Chapter 4, “Let Yourself Be Moved,” describes the effect of music on physically challenging tasks. The theme from “Rocky” can give an extra push to a marathon runner reaching the end of endurance. Soundtracks are used to improve athletic performance, and music has been thought of as a legal performance-enhancing drug. One person who found that music helped her with post-surgical recovery referred to a quote from Martin Luther King Jr: “If you can’t fly, run. If you can’t run, walk. If you can’t walk, crawl. But by all means, keep moving.” A collegiate track and field club that had experienced divisiveness was brought back together to achieve a record-breaking performance when their manager made a motivational video of them that was set to the music of “We are Family.” Parkinson’s disease patients have experienced improvements in bodily movement and facial expressiveness in a program run by Juilliard.

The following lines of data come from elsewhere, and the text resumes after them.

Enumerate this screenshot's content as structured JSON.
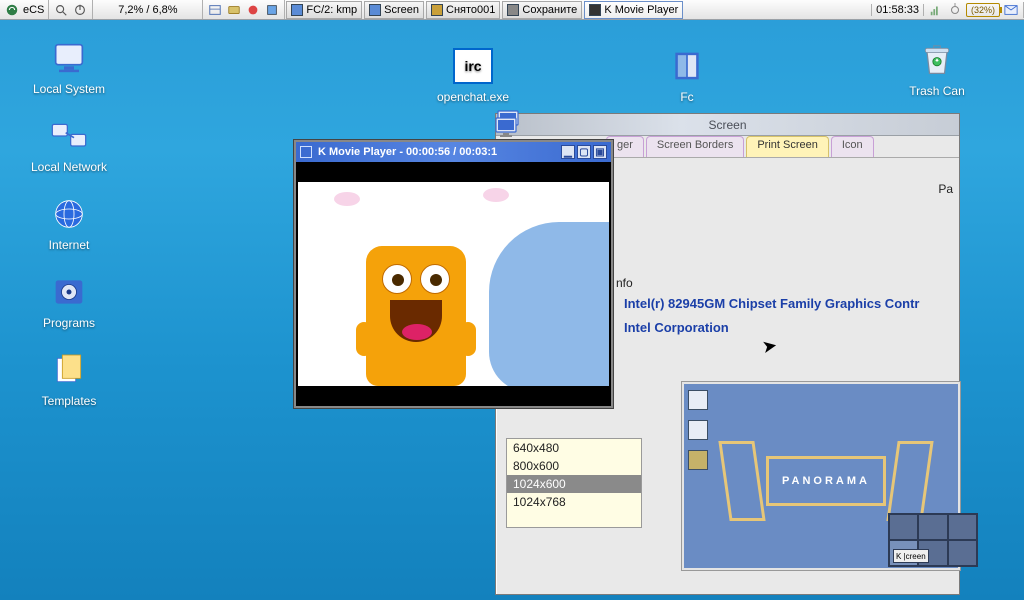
{
  "taskbar": {
    "os_label": "eCS",
    "cpu_text": "7,2% / 6,8%",
    "items": [
      {
        "label": "FC/2: kmp"
      },
      {
        "label": "Screen"
      },
      {
        "label": "Снято001"
      },
      {
        "label": "Сохраните"
      },
      {
        "label": "K Movie Player"
      }
    ],
    "clock": "01:58:33",
    "battery": "(32%)"
  },
  "desktop": {
    "local_system": "Local System",
    "local_network": "Local Network",
    "internet": "Internet",
    "programs": "Programs",
    "templates": "Templates",
    "openchat": "openchat.exe",
    "fc": "Fc",
    "trash": "Trash Can",
    "irc_text": "irc"
  },
  "screen_window": {
    "title": "Screen",
    "tabs": {
      "t_partial": "ger",
      "t_borders": "Screen Borders",
      "t_print": "Print Screen",
      "t_icon": "Icon"
    },
    "pa_label": "Pa",
    "info_label": "nfo",
    "gfx_line1": "Intel(r) 82945GM Chipset Family Graphics Contr",
    "gfx_line2": "Intel Corporation",
    "resolutions": [
      "640x480",
      "800x600",
      "1024x600",
      "1024x768"
    ],
    "selected_resolution": "1024x600",
    "panorama": "PANORAMA",
    "pager_label": "K  |creen"
  },
  "player": {
    "title": "K Movie Player - 00:00:56 / 00:03:1"
  }
}
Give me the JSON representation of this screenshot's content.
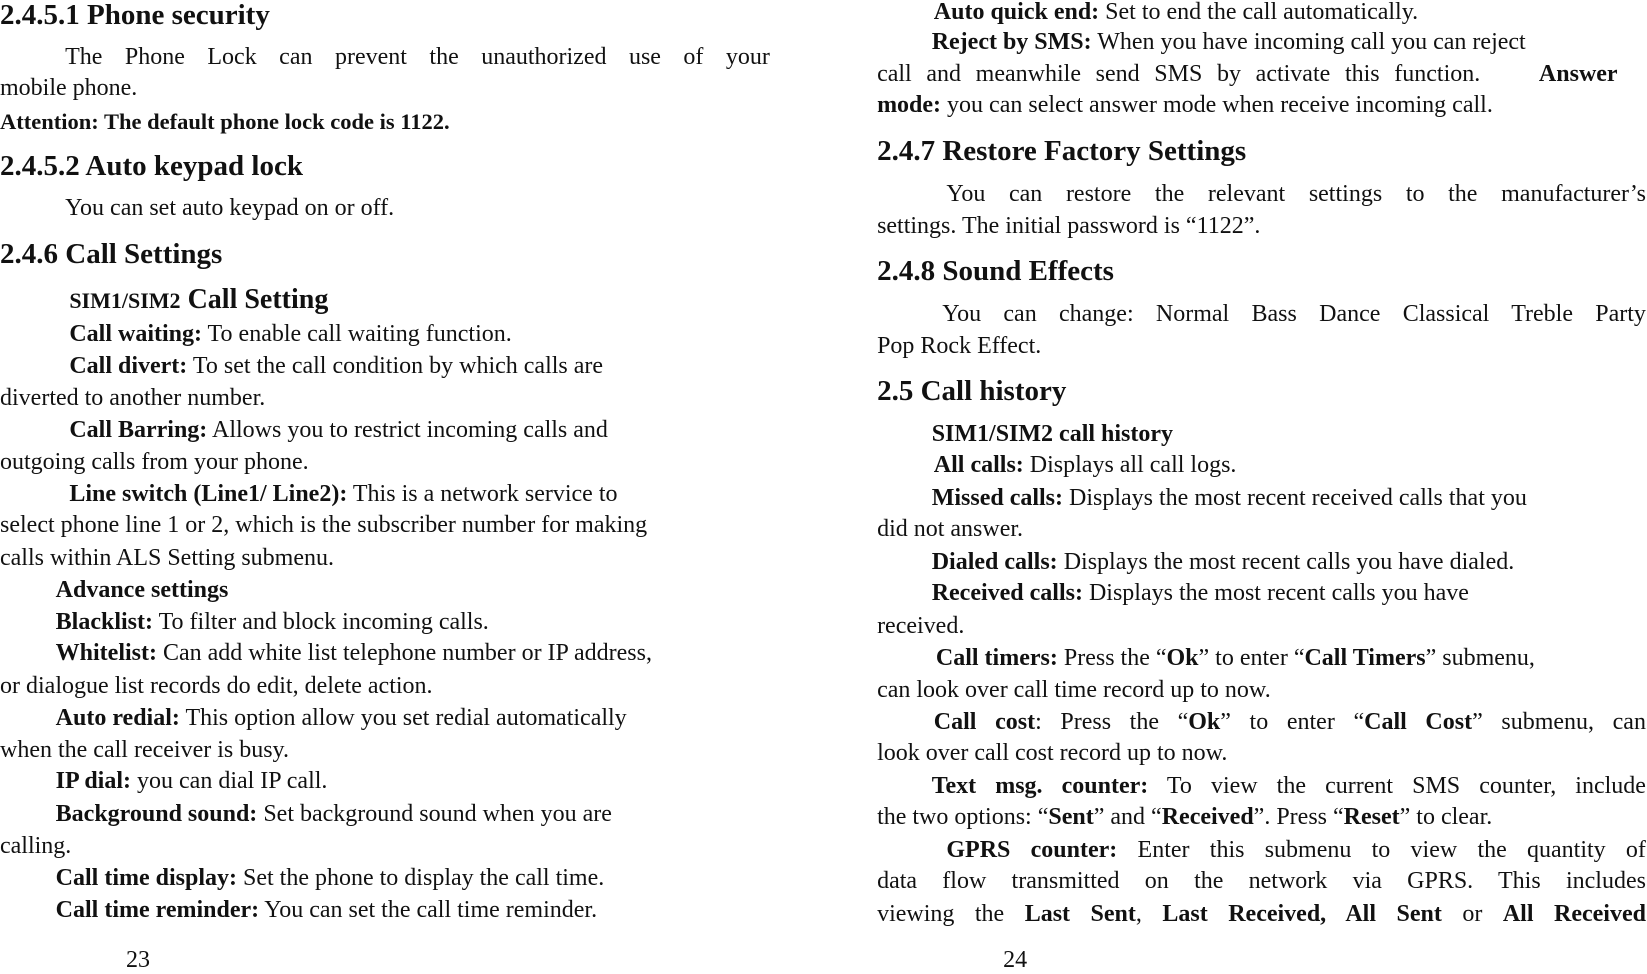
{
  "pages": [
    {
      "page_number": "23",
      "lines": [
        [
          {
            "t": "2.4.5.1 Phone security",
            "b": true
          }
        ],
        [
          {
            "t": "The Phone Lock can prevent the unauthorized use of your"
          }
        ],
        [
          {
            "t": "mobile phone."
          }
        ],
        [
          {
            "t": "Attention: The default phone lock code is 1122.",
            "b": true
          }
        ],
        [
          {
            "t": "2.4.5.2 Auto keypad lock",
            "b": true
          }
        ],
        [
          {
            "t": "You can set auto keypad on or off."
          }
        ],
        [
          {
            "t": "2.4.6 Call Settings",
            "b": true
          }
        ],
        [
          {
            "t": "SIM1/SIM2",
            "b": true,
            "s": "sm"
          },
          {
            "t": " Call Setting",
            "b": true,
            "s": "lg"
          }
        ],
        [
          {
            "t": "Call waiting:",
            "b": true
          },
          {
            "t": " To enable call waiting function."
          }
        ],
        [
          {
            "t": "Call divert:",
            "b": true
          },
          {
            "t": " To set the call condition by which calls are"
          }
        ],
        [
          {
            "t": "diverted to another number."
          }
        ],
        [
          {
            "t": "Call Barring:",
            "b": true
          },
          {
            "t": " Allows you to restrict incoming calls and"
          }
        ],
        [
          {
            "t": "outgoing calls from your phone."
          }
        ],
        [
          {
            "t": "Line switch (Line1/ Line2):",
            "b": true
          },
          {
            "t": " This is a network service to"
          }
        ],
        [
          {
            "t": "select phone line 1 or 2, which is the subscriber number for making"
          }
        ],
        [
          {
            "t": "calls within ALS Setting submenu."
          }
        ],
        [
          {
            "t": "Advance settings",
            "b": true
          }
        ],
        [
          {
            "t": "Blacklist:",
            "b": true
          },
          {
            "t": " To filter and block incoming calls."
          }
        ],
        [
          {
            "t": "Whitelist:",
            "b": true
          },
          {
            "t": " Can add white list telephone number or IP address,"
          }
        ],
        [
          {
            "t": "or dialogue list records do edit, delete action."
          }
        ],
        [
          {
            "t": "Auto redial:",
            "b": true
          },
          {
            "t": " This option allow you set redial automatically"
          }
        ],
        [
          {
            "t": "when the call receiver is busy."
          }
        ],
        [
          {
            "t": "IP dial:",
            "b": true
          },
          {
            "t": " you can dial IP call."
          }
        ],
        [
          {
            "t": "Background sound:",
            "b": true
          },
          {
            "t": " Set background sound when you are"
          }
        ],
        [
          {
            "t": "calling."
          }
        ],
        [
          {
            "t": "Call time display:",
            "b": true
          },
          {
            "t": " Set the phone to display the call time."
          }
        ],
        [
          {
            "t": "Call time reminder:",
            "b": true
          },
          {
            "t": " You can set the call time reminder."
          }
        ]
      ]
    },
    {
      "page_number": "24",
      "lines": [
        [
          {
            "t": "Auto quick end:",
            "b": true
          },
          {
            "t": " Set to end the call automatically."
          }
        ],
        [
          {
            "t": "Reject by SMS:",
            "b": true
          },
          {
            "t": " When you have incoming call you can reject"
          }
        ],
        [
          {
            "t": "call and meanwhile send SMS by activate this function.    "
          },
          {
            "t": "Answer",
            "b": true
          }
        ],
        [
          {
            "t": "mode:",
            "b": true
          },
          {
            "t": " you can select answer mode when receive incoming call."
          }
        ],
        [
          {
            "t": "2.4.7 Restore Factory Settings",
            "b": true
          }
        ],
        [
          {
            "t": "You can restore the relevant settings to the manufacturer’s"
          }
        ],
        [
          {
            "t": "settings. The initial password is “1122”."
          }
        ],
        [
          {
            "t": "2.4.8 Sound Effects",
            "b": true
          }
        ],
        [
          {
            "t": "You can change: Normal Bass Dance Classical Treble Party"
          }
        ],
        [
          {
            "t": "Pop Rock Effect."
          }
        ],
        [
          {
            "t": "2.5 Call history",
            "b": true
          }
        ],
        [
          {
            "t": "SIM1/SIM2 call history",
            "b": true
          }
        ],
        [
          {
            "t": "All calls:",
            "b": true
          },
          {
            "t": " Displays all call logs."
          }
        ],
        [
          {
            "t": "Missed calls:",
            "b": true
          },
          {
            "t": " Displays the most recent received calls that you"
          }
        ],
        [
          {
            "t": "did not answer."
          }
        ],
        [
          {
            "t": "Dialed calls:",
            "b": true
          },
          {
            "t": " Displays the most recent calls you have dialed."
          }
        ],
        [
          {
            "t": "Received calls:",
            "b": true
          },
          {
            "t": " Displays the most recent calls you have"
          }
        ],
        [
          {
            "t": "received."
          }
        ],
        [
          {
            "t": "Call timers:",
            "b": true
          },
          {
            "t": " Press the “"
          },
          {
            "t": "Ok",
            "b": true
          },
          {
            "t": "” to enter “"
          },
          {
            "t": "Call Timers",
            "b": true
          },
          {
            "t": "” submenu,"
          }
        ],
        [
          {
            "t": "can look over call time record up to now."
          }
        ],
        [
          {
            "t": "Call cost",
            "b": true
          },
          {
            "t": ": Press the “"
          },
          {
            "t": "Ok",
            "b": true
          },
          {
            "t": "” to enter “"
          },
          {
            "t": "Call Cost",
            "b": true
          },
          {
            "t": "” submenu, can"
          }
        ],
        [
          {
            "t": "look over call cost record up to now."
          }
        ],
        [
          {
            "t": "Text msg. counter:",
            "b": true
          },
          {
            "t": " To view the current SMS counter, include"
          }
        ],
        [
          {
            "t": "the two options: “"
          },
          {
            "t": "Sent",
            "b": true
          },
          {
            "t": "” and “"
          },
          {
            "t": "Received",
            "b": true
          },
          {
            "t": "”. Press “"
          },
          {
            "t": "Reset",
            "b": true
          },
          {
            "t": "” to clear."
          }
        ],
        [
          {
            "t": "GPRS counter:",
            "b": true
          },
          {
            "t": " Enter this submenu to view the quantity of"
          }
        ],
        [
          {
            "t": "data flow transmitted on the network via GPRS. This includes"
          }
        ],
        [
          {
            "t": "viewing the "
          },
          {
            "t": "Last Sent",
            "b": true
          },
          {
            "t": ", "
          },
          {
            "t": "Last Received, All Sent",
            "b": true
          },
          {
            "t": " or "
          },
          {
            "t": "All Received",
            "b": true
          }
        ]
      ]
    }
  ]
}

By accomplishing something we had thought was beyond our limits, we empower ourselves and inspire others. “Overcoming Obstacles,” (Chapter 5) describes programs for handicapped persons and others for normal adults, such as “Tough Mudder,” a “ten-mile obstacle course described as ‘the toughest event on the planet,’” with obstacles specifically designed to seem “beyond your limits” which turn out to be within your limits if you can get past the terror of facing them. By confronting terror and turning it to triumph, participants shed their sense of limitations. Obstacle course designer Nolan Kombol noticed spontaneous collaboration at one of the “Tough Mudder” events and began to include obstacles designed to foster collaboration. Natural disasters create challenges that inspire people to help strangers. One researcher who conducted a rigorous scientific analysis of hope “found that this state of mind – so crucial to our ability to persist in the face of life’s obstacles – requires three things. The first is a defined goal, that object on which hope lives. The second is a pathway to reach your goal. There must be steps you can take that lead to progress.” The third thing is self-confidence, what Chapter 5 is all about. Overcoming obstacles makes all the difference to the outcomes in life.
In Chapter 6, “Embrace Life,” McGonigal refers to the work of researcher Terry Louise Terhaar. Experience in the outdoors can produce “elevated states of mind [which] confer a survival advantage…. In such a state, she argues, we are more likely to overcome physical pain, fear, or despair. …The examples Terhaar cites include moving heavy rocks, lifting fallen trees, and escaping unsafe conditions, even if injured.” Exercising in the outdoors, referred to as “green exercise” by psychologists, can have powerful antidepressant effects. Green exercise as a group activity can take many different forms. One option is community gardening. “A 2017 analysis of urban community gardens…found that green spaces build social capital. They increase both bonding capital – a sense of belonging, trust, and friendship – and bridging capital, the broad social network you can draw on when you need help.”
Chapter 7, “How We Endure,” is about suffering and ultramarathons and the companionship of agony and joy in living a full life. Many ultrarunners have struggled with depression, and ultrarunning has probably rescued some from suicide. “The events are not about suffering for suffering’s sake, but suffering in a natural environment that invites, almost guarantees, moments of self-transcendence.” To my reading, this book is inspiring and useful as a source of ideas both for building social capital and for achieving personal transcendence.